We have copies of 18,000 letters that Jefferson wrote during his lifetime (that's an average of 1.68 letters per day, every day of his life, beginning with the day he was born). In fact, he himself made an index of the letters, and the index runs 656 pages. We also have the first 120 pages of an autobiography that he was working on at the time of his death.
In other words, we know a great deal about Jefferson's beliefs and ideas and thoughts ... straight from the horse's mouth.
Jefferson rejected Christian beliefs such as the divinity of Jesus, the Trinity, biblical miracles, resurrection, and original sin. He believed in reason over revelation. However, he believed in a benevolent, rational creator god who established natural laws and moral order -- what some call "natural religion."
This is the kind of god who creates everything and then just walks away. There are no miracles or answered prayers.
In other words ... Thomas Jefferson wasn't a Christian.
Thomas Jefferson wrote:
"The whole history of these books (i.e., the Gospels) is so defective and doubtful that it seems vain to attempt minute enquiry into it: and such tricks have been played with their text, and with the texts of other books relating to them, that we have a right, from that cause, to entertain much doubt what parts of them are genuine. In the New Testament there is internal evidence that parts of it have proceeded from an extraordinary man; and that other parts are of the fabric of very inferior minds. It is as easy to separate those parts, as to pick out diamonds from dunghills."
"Christianity neither is, nor ever was, a part of the common law."
"The day will come when the mystical generation of Jesus, by the Supreme Being as his father, in the womb of a virgin, will be classed with the fable of the generation of Minerva in the brain of Jupiter."
"Those who live by mystery & charlatanerie, fearing you would render them useless by simplifying the Christian philosophy the most sublime and benevolent, but most perverted system that ever shone on man - endeavored to crush your well-earned & well-deserved fame [emphasis added]."

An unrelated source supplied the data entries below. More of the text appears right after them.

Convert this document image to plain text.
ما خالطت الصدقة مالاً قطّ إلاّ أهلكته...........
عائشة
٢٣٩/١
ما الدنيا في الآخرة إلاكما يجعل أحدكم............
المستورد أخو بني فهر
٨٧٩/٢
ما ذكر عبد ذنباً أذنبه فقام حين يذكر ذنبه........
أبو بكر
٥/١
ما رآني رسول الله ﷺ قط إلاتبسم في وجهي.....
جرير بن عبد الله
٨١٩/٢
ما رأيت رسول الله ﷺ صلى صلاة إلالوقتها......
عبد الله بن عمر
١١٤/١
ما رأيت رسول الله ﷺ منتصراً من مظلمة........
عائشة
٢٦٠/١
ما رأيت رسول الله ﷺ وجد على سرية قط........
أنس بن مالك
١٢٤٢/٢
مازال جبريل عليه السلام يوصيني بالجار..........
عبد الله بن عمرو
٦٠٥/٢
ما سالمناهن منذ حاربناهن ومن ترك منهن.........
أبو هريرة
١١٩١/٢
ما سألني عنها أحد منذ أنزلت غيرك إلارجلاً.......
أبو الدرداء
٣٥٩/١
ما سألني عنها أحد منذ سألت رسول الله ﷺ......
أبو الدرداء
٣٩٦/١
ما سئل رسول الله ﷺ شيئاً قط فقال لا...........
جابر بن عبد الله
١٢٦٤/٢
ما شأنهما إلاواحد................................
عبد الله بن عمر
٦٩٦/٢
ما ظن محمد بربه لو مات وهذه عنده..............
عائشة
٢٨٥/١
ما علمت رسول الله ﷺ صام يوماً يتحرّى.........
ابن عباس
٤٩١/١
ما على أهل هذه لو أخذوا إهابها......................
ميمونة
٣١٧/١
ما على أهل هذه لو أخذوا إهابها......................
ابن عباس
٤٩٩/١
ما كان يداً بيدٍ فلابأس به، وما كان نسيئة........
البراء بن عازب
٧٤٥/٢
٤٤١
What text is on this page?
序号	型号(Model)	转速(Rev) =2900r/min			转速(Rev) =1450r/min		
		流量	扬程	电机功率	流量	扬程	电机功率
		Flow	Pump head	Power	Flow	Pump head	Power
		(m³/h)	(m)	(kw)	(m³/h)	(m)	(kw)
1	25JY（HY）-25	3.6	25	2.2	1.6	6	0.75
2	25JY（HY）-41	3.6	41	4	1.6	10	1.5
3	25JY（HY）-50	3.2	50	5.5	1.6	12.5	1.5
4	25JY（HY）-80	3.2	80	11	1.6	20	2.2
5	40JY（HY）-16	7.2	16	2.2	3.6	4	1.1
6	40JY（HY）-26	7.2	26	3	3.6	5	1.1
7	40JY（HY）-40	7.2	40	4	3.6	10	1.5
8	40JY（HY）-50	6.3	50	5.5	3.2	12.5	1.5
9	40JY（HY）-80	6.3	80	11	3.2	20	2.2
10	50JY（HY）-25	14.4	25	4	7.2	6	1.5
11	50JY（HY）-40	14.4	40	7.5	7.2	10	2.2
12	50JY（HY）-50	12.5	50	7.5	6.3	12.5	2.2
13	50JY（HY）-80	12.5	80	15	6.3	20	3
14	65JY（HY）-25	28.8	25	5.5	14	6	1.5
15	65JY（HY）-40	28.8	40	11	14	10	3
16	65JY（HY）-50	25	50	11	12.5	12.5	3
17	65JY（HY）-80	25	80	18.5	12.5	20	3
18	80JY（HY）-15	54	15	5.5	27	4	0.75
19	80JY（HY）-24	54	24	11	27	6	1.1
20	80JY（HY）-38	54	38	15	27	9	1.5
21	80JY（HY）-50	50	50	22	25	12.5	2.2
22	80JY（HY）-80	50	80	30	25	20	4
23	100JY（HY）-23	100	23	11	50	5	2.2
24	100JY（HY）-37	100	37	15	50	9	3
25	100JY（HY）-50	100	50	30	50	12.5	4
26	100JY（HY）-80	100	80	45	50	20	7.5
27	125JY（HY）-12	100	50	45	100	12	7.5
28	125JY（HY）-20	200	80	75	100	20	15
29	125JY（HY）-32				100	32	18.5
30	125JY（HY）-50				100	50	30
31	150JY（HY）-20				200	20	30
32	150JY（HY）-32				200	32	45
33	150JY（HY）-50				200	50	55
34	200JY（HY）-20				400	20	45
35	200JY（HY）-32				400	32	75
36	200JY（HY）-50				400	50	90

"Millions of innocent men, women and children, since the introduction of Christianity, have been burnt, tortured, fined and imprisoned; yet we have not advanced one inch towards uniformity. What has been the effect of coercion? To make one half the world fools, and the other half hypocrites. To support roguery and error all over the earth."
"It is between fifty and sixty years since I read it (i.e., the Book of Revelations [sic]), and I then considered it merely the ravings of a maniac, no more worthy nor capable of explanation than the incoherence of our own nightly dreams."
"Believing with you that religion is a matter which lies solely between man and his God, that he owes account to none other for his faith or his worship, that the legislative powers of government reach actions only, and not opinions, I contemplate with sovereign reverence that act of the whole American people which declared that their legislature should 'make no law respecting an establishment of religion, or prohibiting the free exercise thereof,' thus building a wall of separation between church and State."